Dans Land’s End, un homme de quatre-vingt-dix ans voyage à bord de bus locaux depuis l’extrême nord de l’Écosse jusqu’à l’extrême sud-ouest de Cornwall, à la recherche de souvenirs de son passé et pour honorer une promesse qu’il a faite à sa femme. La critique de Mauro Donzelli.
Les rues du Royaume-Uni semblent de plus en plus peuplées de personnes âgées en quête de rédemption ou engagées dans des voyages existentiels avant qu’il ne soit trop tard, dans la plupart des cas pour réaliser un rêve ou une promesse faite à leur partenaire. Mieux si périphériques, les rues, mais aussi les la vie des gens ordinaires avec une vie dédiée à un métier avec un scrupule et honnête rigueur qui sont peut-être aujourd’hui en voie de disparition. Le long des lignes de Une histoire vraie de Lynch, en somme. Juste cette année, ça s’est vu dans la pièce Jim Broadbentavec de bonnes chaussures de marche, peine à traverser le pays à pied pour la bonne cause Le voyage imprévisible d’Harold Fryalors qu’en ce moment sort un film, vieux de quelques années en fait, dans lequel un autre des nombreux acteurs britanniques extraordinaires (vus ou non dans Harry Potter), Timothée Spallcommence à se mettre en route, attendant sous l’abri perdu à l’extrême nord de l’Écosse.
C’est là qu’il a vécu soixante-dix ans et toute une carrière, pour aller droit, toujours dans les bus locaux, profitant de son abonnement, jusqu’à un Rendez-vous au bout du pays – d’où le titre italien, par rapport à l’original Le dernier autobus – à l’extrême sud-ouest des Cornouailles. Autrement dit, tout le pays, absolument tout. Un premier signal innocent, malheureusement bientôt suivi de un flot de clichés qui dépassent le renouveau d’un genre en soi, mais deviennent ouvertement dérivés, empruntant un chemin trop simple, le plus direct, vers un sentimentalisme déchirant. Définissons-le sur la route avec un excipient, pour rendre l’histoire plus émouvante et baigner les yeux de larmes. C’est dommage, car Spall est un vrai champion et il porte ici tout son passé (et le poids du film) sur ses épaules, recourant à tous les expédients bourrus, avec une démarche pour le moins boiteuse et la tentative de ne pas dépeindre le tendre vieillard auquel il est impossible de résister.
Ce sont les choix d’écriture et de mise en scène qui font de lui un pion mal utilisé, rendant vaines les tentatives d’intrigue avec une série de flashbacks qui reconstituent un passé, lointain et plus récent, facilement compréhensible immédiatement. Même s’il aime un genre aussi noble que le voyage, c’est précisément dans l’élément crucial et libérateur du voyage à travers les lieux et de la succession des rencontres que le film est faible et prévisible. A partir d’une société qui réagit avec des vidéos bientôt virales, mais aussi avec des épisodes d’hostilité, en dehors des immigrés ou des marginaux de toutes sortes.

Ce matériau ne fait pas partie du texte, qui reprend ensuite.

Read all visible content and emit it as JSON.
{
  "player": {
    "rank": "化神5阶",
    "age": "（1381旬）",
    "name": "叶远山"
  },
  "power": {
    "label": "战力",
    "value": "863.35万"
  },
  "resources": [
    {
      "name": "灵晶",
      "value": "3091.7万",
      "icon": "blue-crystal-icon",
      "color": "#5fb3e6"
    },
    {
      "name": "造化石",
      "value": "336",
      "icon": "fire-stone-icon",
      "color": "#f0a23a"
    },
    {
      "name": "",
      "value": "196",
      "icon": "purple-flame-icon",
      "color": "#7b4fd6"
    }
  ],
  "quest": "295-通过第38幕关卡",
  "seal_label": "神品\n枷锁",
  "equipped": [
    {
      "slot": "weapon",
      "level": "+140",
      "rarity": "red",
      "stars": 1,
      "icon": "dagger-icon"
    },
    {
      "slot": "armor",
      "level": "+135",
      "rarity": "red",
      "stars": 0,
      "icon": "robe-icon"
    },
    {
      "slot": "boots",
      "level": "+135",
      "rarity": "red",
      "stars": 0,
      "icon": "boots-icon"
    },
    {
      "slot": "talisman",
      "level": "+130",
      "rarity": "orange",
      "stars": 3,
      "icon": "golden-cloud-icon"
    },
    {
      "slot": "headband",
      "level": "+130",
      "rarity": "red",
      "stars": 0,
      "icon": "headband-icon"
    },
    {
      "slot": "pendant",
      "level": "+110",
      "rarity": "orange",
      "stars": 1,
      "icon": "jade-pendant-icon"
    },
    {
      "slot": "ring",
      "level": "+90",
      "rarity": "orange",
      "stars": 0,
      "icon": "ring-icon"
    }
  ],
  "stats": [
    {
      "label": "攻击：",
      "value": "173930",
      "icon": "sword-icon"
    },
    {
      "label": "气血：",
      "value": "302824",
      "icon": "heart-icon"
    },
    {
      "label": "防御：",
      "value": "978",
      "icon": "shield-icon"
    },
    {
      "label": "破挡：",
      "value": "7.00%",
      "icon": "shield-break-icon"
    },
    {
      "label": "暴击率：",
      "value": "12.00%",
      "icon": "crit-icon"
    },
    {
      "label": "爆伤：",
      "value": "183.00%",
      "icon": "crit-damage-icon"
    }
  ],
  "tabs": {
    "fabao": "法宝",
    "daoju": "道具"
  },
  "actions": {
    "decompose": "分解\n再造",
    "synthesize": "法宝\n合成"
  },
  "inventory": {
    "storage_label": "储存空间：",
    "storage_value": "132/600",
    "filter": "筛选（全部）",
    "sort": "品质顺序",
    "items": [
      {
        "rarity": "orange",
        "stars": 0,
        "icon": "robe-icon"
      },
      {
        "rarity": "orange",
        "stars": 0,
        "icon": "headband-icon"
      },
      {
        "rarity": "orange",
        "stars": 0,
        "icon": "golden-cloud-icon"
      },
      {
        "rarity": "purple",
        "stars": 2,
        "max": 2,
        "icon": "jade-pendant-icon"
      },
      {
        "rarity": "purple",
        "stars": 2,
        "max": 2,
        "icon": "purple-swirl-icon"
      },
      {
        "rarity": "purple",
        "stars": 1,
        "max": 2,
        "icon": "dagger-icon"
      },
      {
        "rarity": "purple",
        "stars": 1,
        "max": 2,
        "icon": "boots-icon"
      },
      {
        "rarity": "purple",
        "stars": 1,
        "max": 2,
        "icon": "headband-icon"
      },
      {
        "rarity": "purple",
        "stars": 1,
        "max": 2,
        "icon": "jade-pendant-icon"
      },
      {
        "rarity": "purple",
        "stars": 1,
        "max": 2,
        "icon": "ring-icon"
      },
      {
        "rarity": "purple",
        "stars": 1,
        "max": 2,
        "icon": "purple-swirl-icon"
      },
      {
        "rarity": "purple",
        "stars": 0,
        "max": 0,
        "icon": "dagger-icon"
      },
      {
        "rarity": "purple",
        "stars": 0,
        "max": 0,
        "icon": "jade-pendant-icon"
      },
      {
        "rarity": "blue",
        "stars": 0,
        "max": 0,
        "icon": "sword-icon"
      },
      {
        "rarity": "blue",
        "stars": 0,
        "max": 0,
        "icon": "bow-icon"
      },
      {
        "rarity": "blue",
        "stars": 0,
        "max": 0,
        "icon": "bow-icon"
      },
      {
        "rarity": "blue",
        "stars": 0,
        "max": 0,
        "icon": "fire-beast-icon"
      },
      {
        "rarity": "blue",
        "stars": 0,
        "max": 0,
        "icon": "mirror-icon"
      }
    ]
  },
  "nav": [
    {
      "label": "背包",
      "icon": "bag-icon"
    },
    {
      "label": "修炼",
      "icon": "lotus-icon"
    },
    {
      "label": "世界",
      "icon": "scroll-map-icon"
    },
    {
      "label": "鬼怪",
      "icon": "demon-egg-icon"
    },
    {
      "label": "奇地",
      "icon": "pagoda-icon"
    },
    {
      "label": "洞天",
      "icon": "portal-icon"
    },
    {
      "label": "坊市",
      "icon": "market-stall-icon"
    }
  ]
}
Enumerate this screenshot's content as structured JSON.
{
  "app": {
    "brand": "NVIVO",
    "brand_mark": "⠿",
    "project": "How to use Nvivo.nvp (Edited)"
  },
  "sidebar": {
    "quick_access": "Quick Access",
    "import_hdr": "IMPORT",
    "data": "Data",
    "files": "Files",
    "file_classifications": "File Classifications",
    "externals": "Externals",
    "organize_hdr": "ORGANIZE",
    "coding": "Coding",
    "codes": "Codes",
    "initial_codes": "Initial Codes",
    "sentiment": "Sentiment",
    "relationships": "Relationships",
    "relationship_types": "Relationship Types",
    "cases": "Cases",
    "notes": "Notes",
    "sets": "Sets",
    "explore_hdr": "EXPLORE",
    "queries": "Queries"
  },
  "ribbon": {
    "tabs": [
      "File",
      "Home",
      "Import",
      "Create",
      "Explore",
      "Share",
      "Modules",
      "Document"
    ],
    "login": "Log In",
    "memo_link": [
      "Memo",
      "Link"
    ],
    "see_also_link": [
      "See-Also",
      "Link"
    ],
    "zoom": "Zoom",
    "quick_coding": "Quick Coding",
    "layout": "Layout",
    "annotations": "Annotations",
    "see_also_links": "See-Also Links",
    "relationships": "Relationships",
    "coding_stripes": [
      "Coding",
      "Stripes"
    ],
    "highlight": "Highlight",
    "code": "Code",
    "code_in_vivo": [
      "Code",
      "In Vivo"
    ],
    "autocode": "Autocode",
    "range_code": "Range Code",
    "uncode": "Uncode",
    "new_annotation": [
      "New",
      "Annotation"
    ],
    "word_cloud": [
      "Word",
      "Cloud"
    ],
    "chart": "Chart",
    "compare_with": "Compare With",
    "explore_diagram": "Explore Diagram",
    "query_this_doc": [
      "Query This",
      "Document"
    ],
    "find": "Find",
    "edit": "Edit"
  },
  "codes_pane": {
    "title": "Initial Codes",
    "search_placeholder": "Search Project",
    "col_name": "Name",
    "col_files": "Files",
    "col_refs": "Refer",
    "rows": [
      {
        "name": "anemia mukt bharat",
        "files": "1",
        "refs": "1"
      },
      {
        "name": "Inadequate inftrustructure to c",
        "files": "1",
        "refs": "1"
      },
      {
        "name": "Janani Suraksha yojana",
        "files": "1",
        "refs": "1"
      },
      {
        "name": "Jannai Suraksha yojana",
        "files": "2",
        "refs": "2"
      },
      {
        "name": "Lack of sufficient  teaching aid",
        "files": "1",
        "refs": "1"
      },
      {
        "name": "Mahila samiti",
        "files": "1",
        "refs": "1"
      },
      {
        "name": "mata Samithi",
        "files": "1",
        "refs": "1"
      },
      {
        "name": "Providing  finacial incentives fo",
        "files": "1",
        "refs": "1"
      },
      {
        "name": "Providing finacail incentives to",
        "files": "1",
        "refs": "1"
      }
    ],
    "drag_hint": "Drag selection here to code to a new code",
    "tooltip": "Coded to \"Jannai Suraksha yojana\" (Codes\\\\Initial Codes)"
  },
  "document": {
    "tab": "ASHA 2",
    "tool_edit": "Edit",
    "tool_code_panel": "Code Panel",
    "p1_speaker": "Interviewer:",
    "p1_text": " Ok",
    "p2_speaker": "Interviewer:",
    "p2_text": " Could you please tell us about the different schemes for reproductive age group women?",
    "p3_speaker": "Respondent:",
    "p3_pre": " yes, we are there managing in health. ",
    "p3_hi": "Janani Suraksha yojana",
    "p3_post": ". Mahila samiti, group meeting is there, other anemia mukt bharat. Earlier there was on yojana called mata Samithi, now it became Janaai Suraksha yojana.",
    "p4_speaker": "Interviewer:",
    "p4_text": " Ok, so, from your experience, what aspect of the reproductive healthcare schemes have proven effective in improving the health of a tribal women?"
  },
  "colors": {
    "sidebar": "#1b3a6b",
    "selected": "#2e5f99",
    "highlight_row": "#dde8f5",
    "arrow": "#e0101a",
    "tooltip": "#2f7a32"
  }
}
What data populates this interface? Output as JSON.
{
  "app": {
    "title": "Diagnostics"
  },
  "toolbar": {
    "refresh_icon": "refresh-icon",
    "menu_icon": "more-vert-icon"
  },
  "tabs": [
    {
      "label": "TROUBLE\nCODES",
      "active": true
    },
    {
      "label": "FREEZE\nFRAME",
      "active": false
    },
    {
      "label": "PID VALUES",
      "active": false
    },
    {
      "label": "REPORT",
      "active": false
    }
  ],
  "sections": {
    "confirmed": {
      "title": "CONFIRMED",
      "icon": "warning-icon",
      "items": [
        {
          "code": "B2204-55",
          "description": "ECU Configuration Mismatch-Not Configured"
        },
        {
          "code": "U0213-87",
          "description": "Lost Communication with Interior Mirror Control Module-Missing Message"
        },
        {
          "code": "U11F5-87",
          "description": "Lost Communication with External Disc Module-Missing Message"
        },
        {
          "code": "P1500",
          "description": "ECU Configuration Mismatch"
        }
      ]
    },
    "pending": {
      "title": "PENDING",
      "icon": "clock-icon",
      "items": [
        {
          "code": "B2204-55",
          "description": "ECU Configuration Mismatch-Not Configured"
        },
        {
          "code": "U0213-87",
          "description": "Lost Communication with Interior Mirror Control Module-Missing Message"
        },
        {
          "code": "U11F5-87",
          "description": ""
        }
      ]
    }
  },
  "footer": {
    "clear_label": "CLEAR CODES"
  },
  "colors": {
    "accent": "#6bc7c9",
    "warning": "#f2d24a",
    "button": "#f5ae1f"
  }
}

Si le voyage vise à retracer les étapes singulières et spécifiques (B&B compris) parcourues – en sens inverse – soixante-dix ans plus tôt avec son épouse, pour échapper à la douleur et aller littéralement « le plus loin possible », il s’agit en réalité d’un voyage bien des sentiers plus battus, où l’on n’ose même pas sortir du sentier. Avec sa mallette, il ressemblera aussi à « Paddington Bear », comme quelqu’un lui dit au début du voyage, mais même son admirable obstination ne parvient pas à rendre grand ce rendez-vous urgent à Land’s End.